Once a ruleset has a sufficient coverage of decisions and has been validated, the data owner can activate it. Activation integrates the ruleset with the matching algorithm so that matching processes primarily use the defined decisions as match criteria rules (for example, data imports, matching event processing, and ‘Find Similar’ web service calls). If an active ruleset does not contain a decision for a certain combination, the rules defined directly on the matching algorithm on the 'Match Criteria' tab are applied as fallback rules.

If there is no active ruleset, the rules defined directly on the matching algorithm are always applied as fallback rules.

For the ‘Merge Golden Record’ match action, the ruleset decisions are 'Auto merge', 'Clerical review', and 'No action'. When the ruleset is active and matching happens, the 'Auto merge' decisions take precedence, followed by the 'Clerical review' decisions. The 'No action' decisions indicate to the matching algorithm that no action should be taken for the pair, that is, the pair is neither merged nor sent to clerical review. A 'No action' decision does not mark the pair as non-duplicates. Therefore, if the data changes, the pair is re-evaluated by the matching event processor.

In the example below, for Rule IDs 2646 and 1636, fallback rules are used as match result.

Matching Ruleset Scores

When matching is performed using an active ruleset, a final score in the range 0-100 is produced. The score is calculated as an average of all enabled Similarity matchers and then converted to fall within the configured match action thresholds.

For example, for the match action 'Merge Golden Record' with an 'Auto merge' threshold of 90 and a 'Clerical review' threshold of 70, the final score is:

'Auto merge' decision: 90.0 – 100.0
'Clerical review' decision: 70.0 – 89.9
'No action' decision: 0.0 – 69.9
No decision: Fallback rules score

Incremental Match Tuning

The Matching Ruleset setup entity is designed to support incremental match tuning over time, including directly in production systems. By duplicating an active ruleset, decisions can be added or changed, and when validated, this ruleset can be activated, which automatically deactivates the currently active ruleset.

Production vs. Development Considerations

'Match tuning using Matching Rulesets' typically involves two types of changes, each with different requirements for where they should be performed.
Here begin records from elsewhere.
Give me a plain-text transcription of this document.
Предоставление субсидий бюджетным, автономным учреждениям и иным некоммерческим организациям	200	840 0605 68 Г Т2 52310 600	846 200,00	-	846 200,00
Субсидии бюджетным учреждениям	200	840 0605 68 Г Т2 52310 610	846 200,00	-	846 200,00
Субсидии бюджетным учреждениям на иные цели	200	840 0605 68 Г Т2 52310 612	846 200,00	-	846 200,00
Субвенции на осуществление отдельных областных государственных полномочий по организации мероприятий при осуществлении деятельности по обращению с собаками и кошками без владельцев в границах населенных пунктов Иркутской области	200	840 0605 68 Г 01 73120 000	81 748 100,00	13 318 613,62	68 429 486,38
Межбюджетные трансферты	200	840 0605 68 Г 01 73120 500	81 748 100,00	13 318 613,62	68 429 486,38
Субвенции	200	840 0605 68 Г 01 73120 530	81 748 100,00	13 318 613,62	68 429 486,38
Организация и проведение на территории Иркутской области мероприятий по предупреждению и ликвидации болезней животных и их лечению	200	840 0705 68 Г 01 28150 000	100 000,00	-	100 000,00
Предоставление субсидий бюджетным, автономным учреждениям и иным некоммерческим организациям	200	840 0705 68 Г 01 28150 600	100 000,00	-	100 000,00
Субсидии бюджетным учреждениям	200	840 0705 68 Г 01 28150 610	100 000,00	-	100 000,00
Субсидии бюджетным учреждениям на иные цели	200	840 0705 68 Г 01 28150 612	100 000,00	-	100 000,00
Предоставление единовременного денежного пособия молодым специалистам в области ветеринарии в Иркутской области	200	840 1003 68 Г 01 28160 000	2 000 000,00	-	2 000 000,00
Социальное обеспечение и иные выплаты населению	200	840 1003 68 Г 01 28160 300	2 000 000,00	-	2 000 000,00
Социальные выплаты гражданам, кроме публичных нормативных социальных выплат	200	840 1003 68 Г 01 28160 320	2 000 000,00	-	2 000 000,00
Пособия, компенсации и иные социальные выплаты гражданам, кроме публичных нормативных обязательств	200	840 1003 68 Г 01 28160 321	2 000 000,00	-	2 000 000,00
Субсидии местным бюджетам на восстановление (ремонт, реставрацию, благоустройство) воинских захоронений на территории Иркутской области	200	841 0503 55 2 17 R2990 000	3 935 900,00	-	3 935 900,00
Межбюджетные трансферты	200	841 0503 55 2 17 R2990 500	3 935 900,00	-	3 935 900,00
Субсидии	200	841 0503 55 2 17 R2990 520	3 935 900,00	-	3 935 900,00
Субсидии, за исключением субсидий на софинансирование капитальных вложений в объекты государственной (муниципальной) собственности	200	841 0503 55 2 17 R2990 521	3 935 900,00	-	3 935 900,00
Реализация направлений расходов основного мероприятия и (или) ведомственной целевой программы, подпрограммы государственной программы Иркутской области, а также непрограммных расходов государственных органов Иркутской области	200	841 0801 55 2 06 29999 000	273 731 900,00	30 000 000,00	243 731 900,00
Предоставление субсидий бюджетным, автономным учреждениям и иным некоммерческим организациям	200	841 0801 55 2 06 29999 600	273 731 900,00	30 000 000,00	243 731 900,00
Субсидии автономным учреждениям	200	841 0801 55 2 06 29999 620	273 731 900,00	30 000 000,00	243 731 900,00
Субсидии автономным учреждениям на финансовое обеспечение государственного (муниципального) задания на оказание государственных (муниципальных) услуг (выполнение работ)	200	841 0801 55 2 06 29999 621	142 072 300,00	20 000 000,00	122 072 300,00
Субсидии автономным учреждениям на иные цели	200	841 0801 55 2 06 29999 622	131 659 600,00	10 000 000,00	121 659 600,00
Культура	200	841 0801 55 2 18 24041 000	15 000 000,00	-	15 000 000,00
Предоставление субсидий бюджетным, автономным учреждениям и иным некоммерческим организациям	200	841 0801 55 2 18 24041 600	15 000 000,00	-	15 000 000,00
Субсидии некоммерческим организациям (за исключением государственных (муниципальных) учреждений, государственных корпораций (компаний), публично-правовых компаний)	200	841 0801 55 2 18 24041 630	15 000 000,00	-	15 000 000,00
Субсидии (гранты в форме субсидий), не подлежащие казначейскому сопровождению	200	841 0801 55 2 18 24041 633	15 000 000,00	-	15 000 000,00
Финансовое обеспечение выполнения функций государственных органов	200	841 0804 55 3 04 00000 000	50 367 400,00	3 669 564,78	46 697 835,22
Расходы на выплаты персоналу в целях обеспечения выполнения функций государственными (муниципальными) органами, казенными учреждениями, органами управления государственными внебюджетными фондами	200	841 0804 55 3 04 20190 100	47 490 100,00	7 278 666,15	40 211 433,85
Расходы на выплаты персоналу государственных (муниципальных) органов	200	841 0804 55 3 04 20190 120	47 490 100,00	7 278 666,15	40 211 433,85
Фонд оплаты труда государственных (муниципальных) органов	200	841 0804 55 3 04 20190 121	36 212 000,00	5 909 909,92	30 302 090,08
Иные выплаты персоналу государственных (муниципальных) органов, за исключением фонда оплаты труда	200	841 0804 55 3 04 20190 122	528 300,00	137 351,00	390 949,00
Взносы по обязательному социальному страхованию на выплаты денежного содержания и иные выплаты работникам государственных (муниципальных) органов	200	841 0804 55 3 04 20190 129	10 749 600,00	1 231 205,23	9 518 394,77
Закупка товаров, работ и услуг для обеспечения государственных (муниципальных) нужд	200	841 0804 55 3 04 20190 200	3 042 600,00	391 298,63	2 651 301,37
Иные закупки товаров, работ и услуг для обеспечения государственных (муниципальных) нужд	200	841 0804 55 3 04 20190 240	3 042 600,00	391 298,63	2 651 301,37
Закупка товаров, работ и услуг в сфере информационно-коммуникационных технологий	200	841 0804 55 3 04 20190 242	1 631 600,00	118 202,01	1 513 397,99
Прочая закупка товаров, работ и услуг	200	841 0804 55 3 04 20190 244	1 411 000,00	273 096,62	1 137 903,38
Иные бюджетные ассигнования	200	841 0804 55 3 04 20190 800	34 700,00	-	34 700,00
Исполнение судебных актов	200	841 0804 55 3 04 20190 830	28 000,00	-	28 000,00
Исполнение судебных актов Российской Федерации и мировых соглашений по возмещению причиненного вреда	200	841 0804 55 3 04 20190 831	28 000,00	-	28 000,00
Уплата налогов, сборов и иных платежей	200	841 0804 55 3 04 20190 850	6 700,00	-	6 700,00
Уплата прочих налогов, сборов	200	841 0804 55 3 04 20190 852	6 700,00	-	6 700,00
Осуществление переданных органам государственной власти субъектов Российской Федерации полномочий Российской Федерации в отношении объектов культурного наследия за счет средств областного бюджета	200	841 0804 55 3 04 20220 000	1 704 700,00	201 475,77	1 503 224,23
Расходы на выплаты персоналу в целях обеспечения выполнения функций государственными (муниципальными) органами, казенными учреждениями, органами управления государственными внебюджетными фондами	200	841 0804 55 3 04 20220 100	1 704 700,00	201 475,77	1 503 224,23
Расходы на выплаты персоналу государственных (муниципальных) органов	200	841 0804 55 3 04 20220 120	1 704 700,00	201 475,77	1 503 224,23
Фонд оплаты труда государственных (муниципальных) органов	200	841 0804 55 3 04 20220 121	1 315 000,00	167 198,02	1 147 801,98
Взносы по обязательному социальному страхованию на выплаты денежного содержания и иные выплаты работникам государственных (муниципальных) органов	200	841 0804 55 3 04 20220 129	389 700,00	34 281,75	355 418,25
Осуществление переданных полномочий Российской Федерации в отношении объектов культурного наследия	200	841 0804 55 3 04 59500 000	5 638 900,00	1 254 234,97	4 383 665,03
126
Distinguishing between them is essential for maintaining production stability.

Incremental ruleset tuning (can be performed directly in production)

Incremental tuning improves outcomes without changing matcher output logic. It includes:

Duplicating the active ruleset to start from a known, validated baseline.
Adjusting thresholds and enabling classifications.
Adding or refining decisions for rule combinations.
Validating coverage and outcomes.
Activating the new ruleset so it becomes authoritative.

Algorithm changes that affect matcher output (validate in development)

Changes that can modify computed scores or classifications should be validated in a development environment outside production, for example:

Updating a normalizer or matcher configuration in match criteria.
Changing an underlying matcher implementation (for example, a JavaScript matcher).
Changing match code generators or match codes.

As a rule, if a change can alter matcher scores, treat it as an algorithm change and validate it in a development environment before promoting it to production.

'Match tuning using Matching Rulesets' operates on golden records that already exist in the system. Analysis is therefore based on existing golden record pairs that share match codes.

Environment guidance based on data characteristics

Because match tuning is based on existing golden records, it can be performed directly in production environments. However, if the data is known to contain a high degree of duplication, it is recommended to perform tuning first in a development environment and then promote the configuration to production.

This approach allows duplicates to be resolved during import, rather than creating a large number of duplicate golden records and cleaning them up afterward.